Well I'm working towards building a solar hydronic heating system for my house. It will be an open system that heats a large (250+ gallon) insulated water tank. From what I've researched, the solar heat panels will be able to keep the tank in the 120-150F range.

I'm looking to supplement this for long periods of clouds, etc... by adding a heating coil to my stove. Again, an open system... water pumped from the bottom of the tank through the coil and returned to the top of the tank. The tank will not be sealed so no risk of pressure build up, etc... if a pump fails, the coil would just drain back to the tank.

I'm not overly worried about extracting every bit of heat that I can from the stove... Just want enough to help keep the tank warm.

The fluid in the tank will then be pumped through radiant baseboard heaters in several rooms and returned to the tank (again, open system here too) or heat exchangers placed in the duct work of the original forced air furnace.
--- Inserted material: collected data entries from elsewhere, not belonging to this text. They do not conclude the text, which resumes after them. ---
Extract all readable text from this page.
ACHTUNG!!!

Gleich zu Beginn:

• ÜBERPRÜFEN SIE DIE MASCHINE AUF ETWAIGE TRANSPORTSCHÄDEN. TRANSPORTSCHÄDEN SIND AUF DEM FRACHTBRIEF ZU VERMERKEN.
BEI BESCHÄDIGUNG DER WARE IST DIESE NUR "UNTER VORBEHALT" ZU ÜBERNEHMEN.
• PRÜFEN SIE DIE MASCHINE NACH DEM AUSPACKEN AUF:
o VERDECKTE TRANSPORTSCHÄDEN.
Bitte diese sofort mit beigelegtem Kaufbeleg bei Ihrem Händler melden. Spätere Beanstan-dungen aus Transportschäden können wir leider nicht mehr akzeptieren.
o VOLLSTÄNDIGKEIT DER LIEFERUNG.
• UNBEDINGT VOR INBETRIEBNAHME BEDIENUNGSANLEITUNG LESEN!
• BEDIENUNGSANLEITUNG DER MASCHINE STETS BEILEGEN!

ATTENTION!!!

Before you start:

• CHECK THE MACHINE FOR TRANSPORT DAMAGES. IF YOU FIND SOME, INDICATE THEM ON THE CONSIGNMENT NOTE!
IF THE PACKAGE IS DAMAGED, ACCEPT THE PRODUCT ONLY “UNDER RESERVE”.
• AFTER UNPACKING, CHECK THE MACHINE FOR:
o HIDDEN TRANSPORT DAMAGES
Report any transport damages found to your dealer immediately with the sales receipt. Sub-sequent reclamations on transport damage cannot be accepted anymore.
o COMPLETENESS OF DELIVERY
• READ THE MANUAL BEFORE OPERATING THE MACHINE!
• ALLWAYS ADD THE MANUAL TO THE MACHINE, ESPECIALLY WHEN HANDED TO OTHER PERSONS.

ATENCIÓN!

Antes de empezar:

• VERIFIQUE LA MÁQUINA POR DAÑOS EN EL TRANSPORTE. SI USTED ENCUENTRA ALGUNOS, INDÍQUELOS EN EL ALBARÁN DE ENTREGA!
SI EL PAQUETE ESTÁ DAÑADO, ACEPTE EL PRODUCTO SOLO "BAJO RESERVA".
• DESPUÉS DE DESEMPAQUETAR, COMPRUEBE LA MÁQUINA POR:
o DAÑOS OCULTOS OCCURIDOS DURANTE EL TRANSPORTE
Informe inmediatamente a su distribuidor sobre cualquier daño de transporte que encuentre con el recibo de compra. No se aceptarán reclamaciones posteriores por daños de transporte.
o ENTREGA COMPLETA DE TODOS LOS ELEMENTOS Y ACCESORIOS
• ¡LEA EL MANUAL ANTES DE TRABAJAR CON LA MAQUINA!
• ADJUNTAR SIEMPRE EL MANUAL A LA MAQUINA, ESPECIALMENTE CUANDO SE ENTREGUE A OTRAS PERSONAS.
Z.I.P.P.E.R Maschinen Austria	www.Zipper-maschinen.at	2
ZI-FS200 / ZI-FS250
May also add a large coil to the inside of the tank plumbed inline with the electric water heater to pre-heat the incoming water and reduce the amount of time the element is used. (Not a priority at the moment)

So.. with all that said... what would be the best way of going about this? I've seen copper coils placed outside of the fire box (between the fire box and outer sheet metal skin).. I've seen coils placed inside the box.. I've seen them in the flue. I personally want to avoid anything placed in the flue... so either inside the box on top of the baffle plate or on the outside of the box.

What would be best? Would a copper coil hold up to internal firebox temps? Has anyone had any luck getting real heat from outside the fire box? Really leaning towards a large copper coil on top of the firebox (not internal).

I'm leaning towards building the insulated tank in the crawlspace as to make the heating coil the highest point in the stove/water system so any pump failure would result in draining of the coil back to the tank. I would think that with an open system, even if water was still in the coil, it would just gradually boil off and re-condense/return to the tank (worst case scenario).

Any input on this? The stove burns hot/clean... has a vertical 8" double wall flue from stove to cap (double wall from stove to ceiling, double wall class A from ceiling to cap) and I want to keep it burning clean.